A SOLDIER'S PERSPECTIVE
THE WEB'S LEADING MILITARY BLOG SINCE 2004
I have CJ’s permission to post my review here because Captain Chesley Sullenberger has military piloting experience and it coincides with the military content of this website. ~~Thanks, CJ, for your indulgence.
I was recently offered the opportunity to read “Highest Duty: My Search for What Really Matters” by Chesley Sullenberger with Jeffrey Zaslow. If you are unaware of who Capt. Sullenberger is, he is the airline pilot, known as Capt. Sully, who put that airplane down in the Hudson River in January 2009. We all saw the stunning images of this huge airplane floating on the water with passengers standing on the wings and ferries gathered around like sheep herding dogs, nosing in to save people.

So I want to start off asking you a question.
What kind of pilot would you like to have in the cockpit if things go squirrelly on you?
Words that come to MY mind are calm, deliberate, fast-thinking, analytical, experienced.
The passengers of US Airways Flight 1549 had all that in spades. Capt. Sully is well versed in many previous air accidents and has many years experience as a pilot. He understands the whys and whats of what happened in a lot of cases. He saw firsthand, with his military experience, some accidents and how easy it is to panic or to lose situational awareness. So he is a very self-contained man.
But that analytical, dry breakdown of facts and scenarios bleeds through in his writing. I had a hard time reading this book.
There were interesting tidbits of information scattered throughout the book. But the overall pace, language, and feel of the book was very hard for me to deal with. I prefer fiction to non-fiction to begin with. Fast-paced, action-oriented. That’s the style and kind of person I am anyway. But Sullenberger is very stolid. He comes across as impervious to feather-ruffling.

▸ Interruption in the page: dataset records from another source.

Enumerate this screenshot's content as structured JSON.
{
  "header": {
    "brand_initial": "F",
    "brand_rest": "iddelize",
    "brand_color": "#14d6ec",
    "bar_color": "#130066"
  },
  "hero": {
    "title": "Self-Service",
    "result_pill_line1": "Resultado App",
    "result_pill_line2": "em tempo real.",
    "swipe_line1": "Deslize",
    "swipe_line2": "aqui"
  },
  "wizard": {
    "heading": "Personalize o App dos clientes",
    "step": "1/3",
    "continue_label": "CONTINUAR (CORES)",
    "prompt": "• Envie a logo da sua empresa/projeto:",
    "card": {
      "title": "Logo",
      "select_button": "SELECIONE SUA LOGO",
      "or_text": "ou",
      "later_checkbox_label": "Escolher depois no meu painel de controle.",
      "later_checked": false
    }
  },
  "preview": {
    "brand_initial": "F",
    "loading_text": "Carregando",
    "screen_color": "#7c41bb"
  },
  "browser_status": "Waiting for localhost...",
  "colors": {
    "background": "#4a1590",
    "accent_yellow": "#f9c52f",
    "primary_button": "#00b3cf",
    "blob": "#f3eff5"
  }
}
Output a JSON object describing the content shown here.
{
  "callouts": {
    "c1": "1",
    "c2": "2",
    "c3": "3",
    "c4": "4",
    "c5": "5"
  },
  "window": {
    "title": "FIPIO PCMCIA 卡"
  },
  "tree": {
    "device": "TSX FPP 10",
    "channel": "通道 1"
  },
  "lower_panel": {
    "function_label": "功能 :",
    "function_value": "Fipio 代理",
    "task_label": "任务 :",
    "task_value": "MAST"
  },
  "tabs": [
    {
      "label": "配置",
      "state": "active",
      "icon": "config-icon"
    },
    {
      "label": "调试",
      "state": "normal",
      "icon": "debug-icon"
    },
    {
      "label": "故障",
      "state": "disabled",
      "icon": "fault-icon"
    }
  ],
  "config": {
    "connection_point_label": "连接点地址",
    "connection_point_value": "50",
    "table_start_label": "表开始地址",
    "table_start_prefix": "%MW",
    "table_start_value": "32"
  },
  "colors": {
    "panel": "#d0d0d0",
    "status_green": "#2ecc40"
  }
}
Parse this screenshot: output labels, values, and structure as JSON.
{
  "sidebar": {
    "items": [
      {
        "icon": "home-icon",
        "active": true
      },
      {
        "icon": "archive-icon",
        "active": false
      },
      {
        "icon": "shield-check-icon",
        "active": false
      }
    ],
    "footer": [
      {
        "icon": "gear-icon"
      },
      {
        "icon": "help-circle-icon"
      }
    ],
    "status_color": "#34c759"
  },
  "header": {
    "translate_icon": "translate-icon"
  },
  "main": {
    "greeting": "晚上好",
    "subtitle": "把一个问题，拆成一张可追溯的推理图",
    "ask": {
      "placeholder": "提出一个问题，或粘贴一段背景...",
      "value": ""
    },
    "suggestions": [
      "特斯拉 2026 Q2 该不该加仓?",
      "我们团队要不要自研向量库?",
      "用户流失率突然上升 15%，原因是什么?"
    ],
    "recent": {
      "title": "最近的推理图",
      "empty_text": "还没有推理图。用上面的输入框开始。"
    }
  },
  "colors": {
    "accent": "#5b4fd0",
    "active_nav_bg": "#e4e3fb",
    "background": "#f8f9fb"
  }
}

From beginning to end, we get very little feel for his emotional state. I thought his first solo flight would be one of those “woo-hoooooooo” things, ya know? With him being so young, age 16 I believe, I thought he’d let that youthful enthusiasm leak through and draw the reader in. But that was nowhere to be found.
Capt. Sully is very honest about his admiration of previous pilots, the man who taught him, his wife, the passengers, and his crew. He very much downplays his “heroism,” and comes across as uncomfortable with, but accepting of his current status as That Amazing Pilot Who Saved 155 Lives By Landing a Freakin’ Jetliner in the HUDSON.

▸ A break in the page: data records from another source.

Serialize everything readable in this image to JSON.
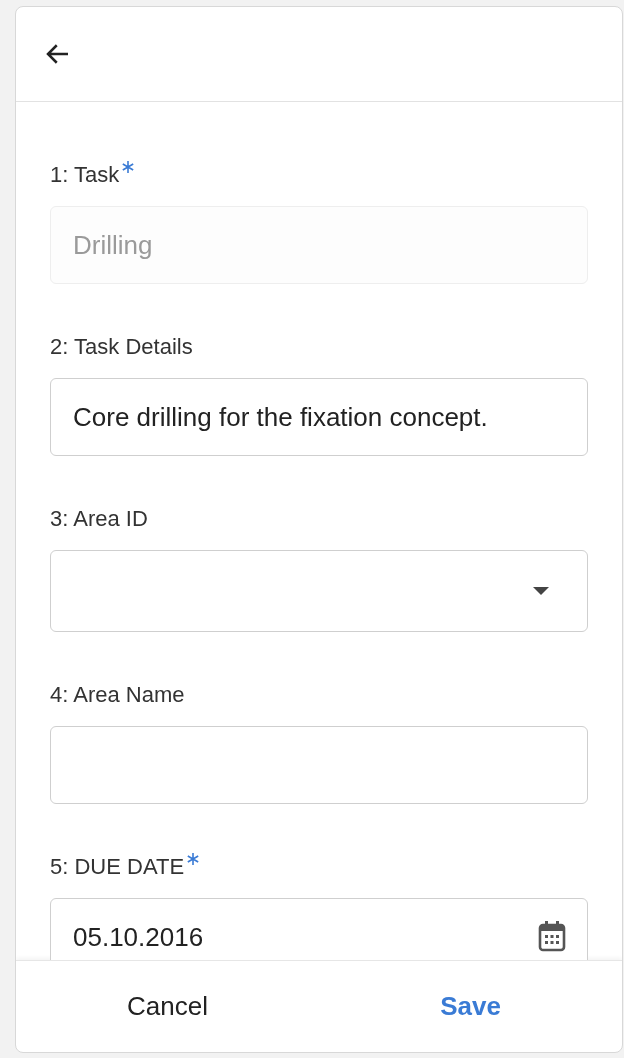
{
  "header": {
    "back": true
  },
  "fields": [
    {
      "kind": "text",
      "label": "1: Task",
      "required": true,
      "value": "Drilling",
      "disabled": true
    },
    {
      "kind": "text",
      "label": "2: Task Details",
      "required": false,
      "value": "Core drilling for the fixation concept.",
      "disabled": false
    },
    {
      "kind": "dropdown",
      "label": "3: Area ID",
      "required": false,
      "disabled": false
    },
    {
      "kind": "text",
      "label": "4: Area Name",
      "required": false,
      "disabled": false
    },
    {
      "kind": "date",
      "label": "5: DUE DATE",
      "required": true,
      "value": "05.10.2016",
      "disabled": false
    }
  ],
  "footer": {
    "cancel": "Cancel",
    "save": "Save"
  }
}
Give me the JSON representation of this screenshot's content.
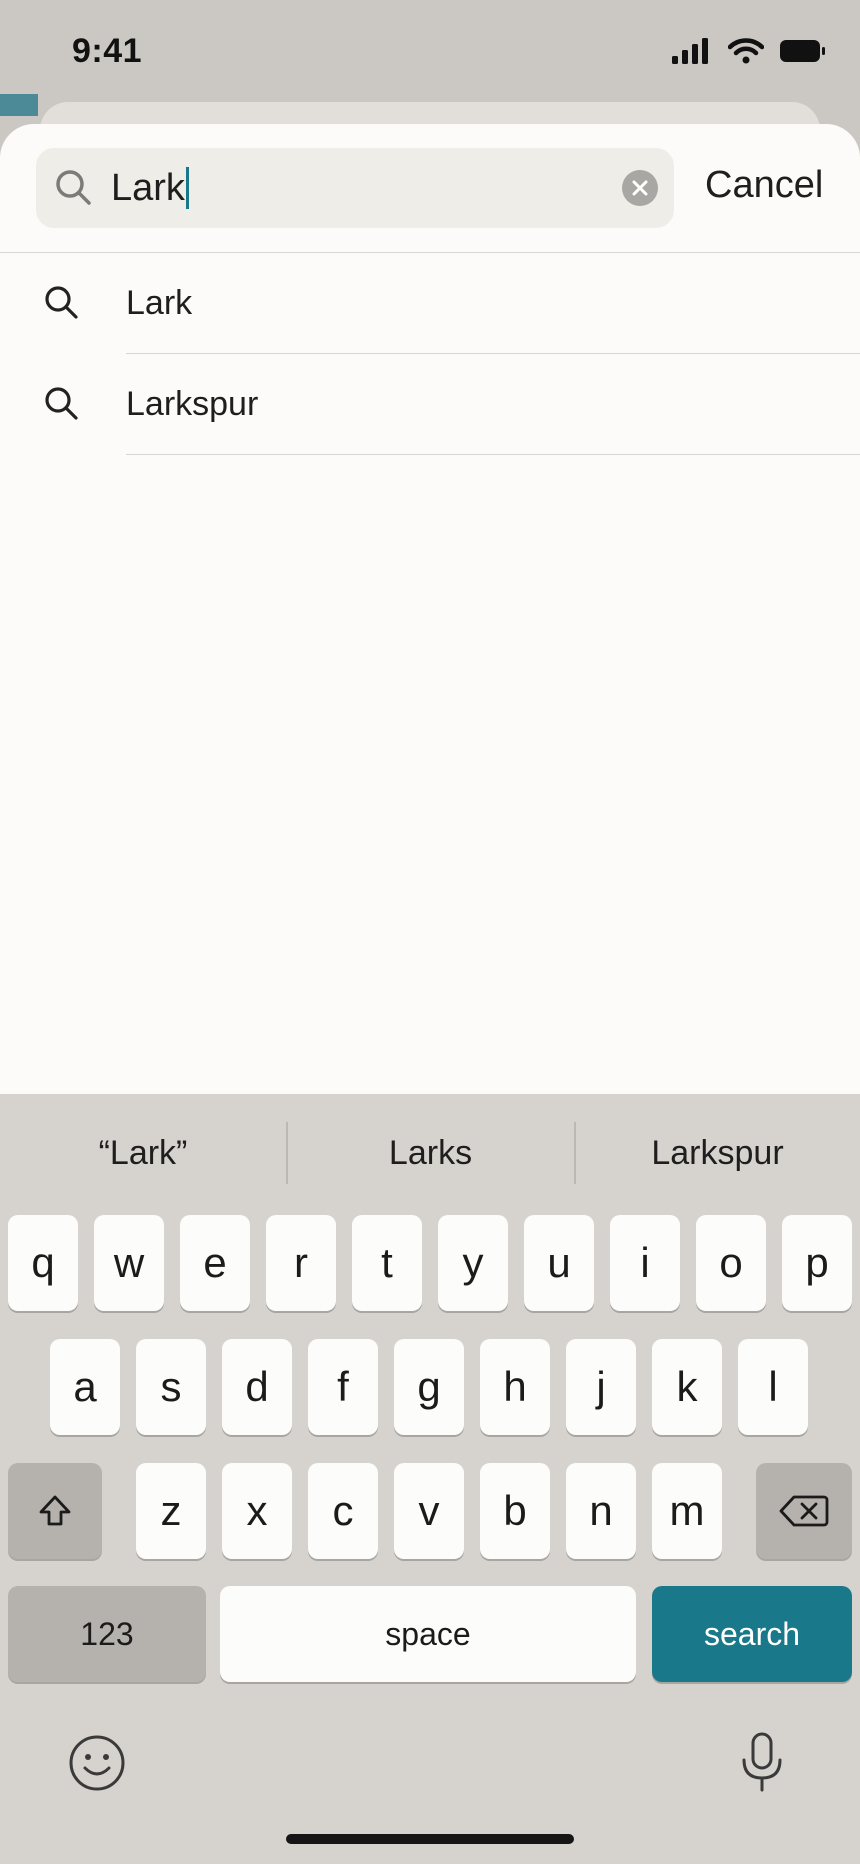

Despite the writing style, I was interested in some details left out of the public stories. Capt. Sully has access to the cockpit voice recorder, so he can fill us in on what was happening between himself and his First Officer, Jeffrey Skiles. He takes us through the incredibly short timeline, literally seconds, of how he made the decision to put the plane down in the river. He talks about the letters from strangers or witnesses or even family members of those on his plane. All of this stuff is interesting and gives us a view of the lives he’s touched.
If you enjoy reading a first hand account of an amazing feat of piloting, go ahead and get this book. It is filled with stories of previous piloting successes and failures and could give you a glimpse of how fantastic his landing was, in the big picture. One thing he points out is that pilots are not even trained on how to land on water because 1–it is so rare and 2–it has only been done successfully a few times so there is little data on the “right” way to do it. Capt. Sully did his landing only on instincts and a general knowledge of those who had gone before and those who had done it. That right there is a good reason to go through the exercise of reading his account.

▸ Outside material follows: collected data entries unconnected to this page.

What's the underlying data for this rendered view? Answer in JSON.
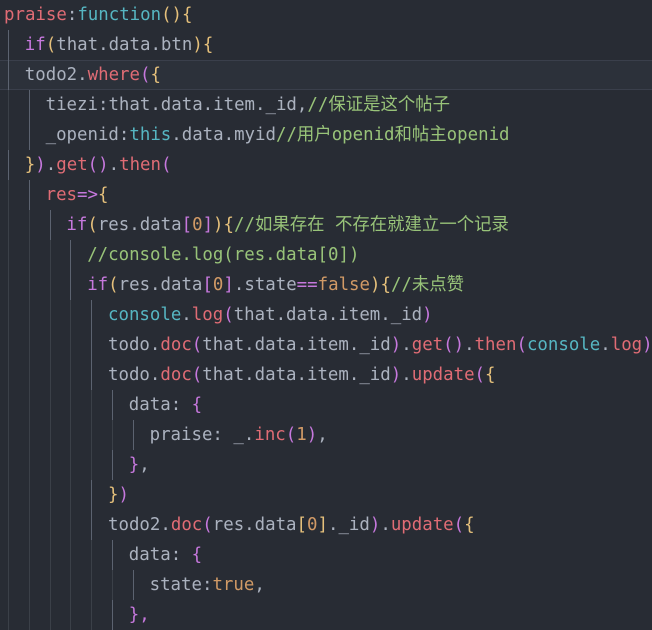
{
  "editor": {
    "lines": [
      {
        "indent": 0,
        "tokens": [
          [
            "praise",
            "c-red"
          ],
          [
            ":",
            "c-punc"
          ],
          [
            "function",
            "c-cyan"
          ],
          [
            "(){",
            "c-yellow"
          ]
        ]
      },
      {
        "indent": 1,
        "tokens": [
          [
            "if",
            "c-purple"
          ],
          [
            "(",
            "c-yellow"
          ],
          [
            "that.data.btn",
            "c-ident"
          ],
          [
            "){",
            "c-yellow"
          ]
        ]
      },
      {
        "indent": 1,
        "current": true,
        "tokens": [
          [
            "todo2",
            "c-ident"
          ],
          [
            ".",
            "c-punc"
          ],
          [
            "where",
            "c-red"
          ],
          [
            "(",
            "c-purple"
          ],
          [
            "{",
            "c-yellow"
          ]
        ]
      },
      {
        "indent": 2,
        "tokens": [
          [
            "tiezi",
            "c-ident"
          ],
          [
            ":",
            "c-punc"
          ],
          [
            "that.data.item._id",
            "c-ident"
          ],
          [
            ",",
            "c-punc"
          ],
          [
            "//保证是这个帖子",
            "c-green"
          ]
        ]
      },
      {
        "indent": 2,
        "tokens": [
          [
            "_openid",
            "c-ident"
          ],
          [
            ":",
            "c-punc"
          ],
          [
            "this",
            "c-cyan"
          ],
          [
            ".data.myid",
            "c-ident"
          ],
          [
            "//用户openid和帖主openid",
            "c-green"
          ]
        ]
      },
      {
        "indent": 1,
        "tokens": [
          [
            "}",
            "c-yellow"
          ],
          [
            ")",
            "c-purple"
          ],
          [
            ".",
            "c-punc"
          ],
          [
            "get",
            "c-red"
          ],
          [
            "()",
            "c-purple"
          ],
          [
            ".",
            "c-punc"
          ],
          [
            "then",
            "c-red"
          ],
          [
            "(",
            "c-purple"
          ]
        ]
      },
      {
        "indent": 2,
        "tokens": [
          [
            "res",
            "c-red"
          ],
          [
            "=>",
            "c-purple"
          ],
          [
            "{",
            "c-yellow"
          ]
        ]
      },
      {
        "indent": 3,
        "tokens": [
          [
            "if",
            "c-purple"
          ],
          [
            "(",
            "c-yellow"
          ],
          [
            "res.data",
            "c-ident"
          ],
          [
            "[",
            "c-purple"
          ],
          [
            "0",
            "c-orange"
          ],
          [
            "]",
            "c-purple"
          ],
          [
            ")",
            "c-yellow"
          ],
          [
            "{",
            "c-yellow"
          ],
          [
            "//如果存在 不存在就建立一个记录",
            "c-green"
          ]
        ]
      },
      {
        "indent": 4,
        "tokens": [
          [
            "//console.log(res.data[0])",
            "c-green"
          ]
        ]
      },
      {
        "indent": 4,
        "tokens": [
          [
            "if",
            "c-purple"
          ],
          [
            "(",
            "c-yellow"
          ],
          [
            "res.data",
            "c-ident"
          ],
          [
            "[",
            "c-purple"
          ],
          [
            "0",
            "c-orange"
          ],
          [
            "]",
            "c-purple"
          ],
          [
            ".state",
            "c-ident"
          ],
          [
            "==",
            "c-purple"
          ],
          [
            "false",
            "c-orange"
          ],
          [
            ")",
            "c-yellow"
          ],
          [
            "{",
            "c-yellow"
          ],
          [
            "//未点赞",
            "c-green"
          ]
        ]
      },
      {
        "indent": 5,
        "tokens": [
          [
            "console",
            "c-cyan"
          ],
          [
            ".",
            "c-punc"
          ],
          [
            "log",
            "c-red"
          ],
          [
            "(",
            "c-purple"
          ],
          [
            "that.data.item._id",
            "c-ident"
          ],
          [
            ")",
            "c-purple"
          ]
        ]
      },
      {
        "indent": 5,
        "tokens": [
          [
            "todo",
            "c-ident"
          ],
          [
            ".",
            "c-punc"
          ],
          [
            "doc",
            "c-red"
          ],
          [
            "(",
            "c-purple"
          ],
          [
            "that.data.item._id",
            "c-ident"
          ],
          [
            ")",
            "c-purple"
          ],
          [
            ".",
            "c-punc"
          ],
          [
            "get",
            "c-red"
          ],
          [
            "()",
            "c-purple"
          ],
          [
            ".",
            "c-punc"
          ],
          [
            "then",
            "c-red"
          ],
          [
            "(",
            "c-purple"
          ],
          [
            "console",
            "c-cyan"
          ],
          [
            ".",
            "c-punc"
          ],
          [
            "log",
            "c-red"
          ],
          [
            ")",
            "c-purple"
          ]
        ]
      },
      {
        "indent": 5,
        "tokens": [
          [
            "todo",
            "c-ident"
          ],
          [
            ".",
            "c-punc"
          ],
          [
            "doc",
            "c-red"
          ],
          [
            "(",
            "c-purple"
          ],
          [
            "that.data.item._id",
            "c-ident"
          ],
          [
            ")",
            "c-purple"
          ],
          [
            ".",
            "c-punc"
          ],
          [
            "update",
            "c-red"
          ],
          [
            "(",
            "c-purple"
          ],
          [
            "{",
            "c-yellow"
          ]
        ]
      },
      {
        "indent": 6,
        "tokens": [
          [
            "data",
            "c-ident"
          ],
          [
            ": ",
            "c-punc"
          ],
          [
            "{",
            "c-purple"
          ]
        ]
      },
      {
        "indent": 7,
        "tokens": [
          [
            "praise",
            "c-ident"
          ],
          [
            ": ",
            "c-punc"
          ],
          [
            "_",
            "c-ident"
          ],
          [
            ".",
            "c-punc"
          ],
          [
            "inc",
            "c-red"
          ],
          [
            "(",
            "c-purple"
          ],
          [
            "1",
            "c-orange"
          ],
          [
            ")",
            "c-purple"
          ],
          [
            ",",
            "c-punc"
          ]
        ]
      },
      {
        "indent": 6,
        "tokens": [
          [
            "}",
            "c-purple"
          ],
          [
            ",",
            "c-punc"
          ]
        ]
      },
      {
        "indent": 5,
        "tokens": [
          [
            "}",
            "c-yellow"
          ],
          [
            ")",
            "c-purple"
          ]
        ]
      },
      {
        "indent": 5,
        "tokens": [
          [
            "todo2",
            "c-ident"
          ],
          [
            ".",
            "c-punc"
          ],
          [
            "doc",
            "c-red"
          ],
          [
            "(",
            "c-purple"
          ],
          [
            "res.data",
            "c-ident"
          ],
          [
            "[",
            "c-yellow"
          ],
          [
            "0",
            "c-orange"
          ],
          [
            "]",
            "c-yellow"
          ],
          [
            "._id",
            "c-ident"
          ],
          [
            ")",
            "c-purple"
          ],
          [
            ".",
            "c-punc"
          ],
          [
            "update",
            "c-red"
          ],
          [
            "(",
            "c-purple"
          ],
          [
            "{",
            "c-yellow"
          ]
        ]
      },
      {
        "indent": 6,
        "tokens": [
          [
            "data",
            "c-ident"
          ],
          [
            ": ",
            "c-punc"
          ],
          [
            "{",
            "c-purple"
          ]
        ]
      },
      {
        "indent": 7,
        "tokens": [
          [
            "state",
            "c-ident"
          ],
          [
            ":",
            "c-punc"
          ],
          [
            "true",
            "c-orange"
          ],
          [
            ",",
            "c-punc"
          ]
        ]
      },
      {
        "indent": 6,
        "tokens": [
          [
            "},",
            "c-purple"
          ]
        ]
      }
    ]
  }
}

His book can be found here and it might make a good gift for those people in your life who enjoy non-fiction and who have an interest in flying or piloting.
For me, I learned a few things that I would never have known and so I don’t think it was wasted time to read Captain Sullenberger’s book. In the end, I know more about the airline industry (he makes some very pointed remarks about cost-cutting and potential effects of those measures) and I know that out there exists pilots who love what they do and with whom my life and the lives of my loved ones are cherished over the multi-million dollar cost of a jetliner. That actually gives me a lot of comfort considering how much I dislike flying and giving up my self-determining power to a stranger.
I feel weird ending this with a cheesy rating system, but out of 5 stars, I’d probably give it 3 for content alone. So that’s pretty good considering I’m a tough cookie to impress.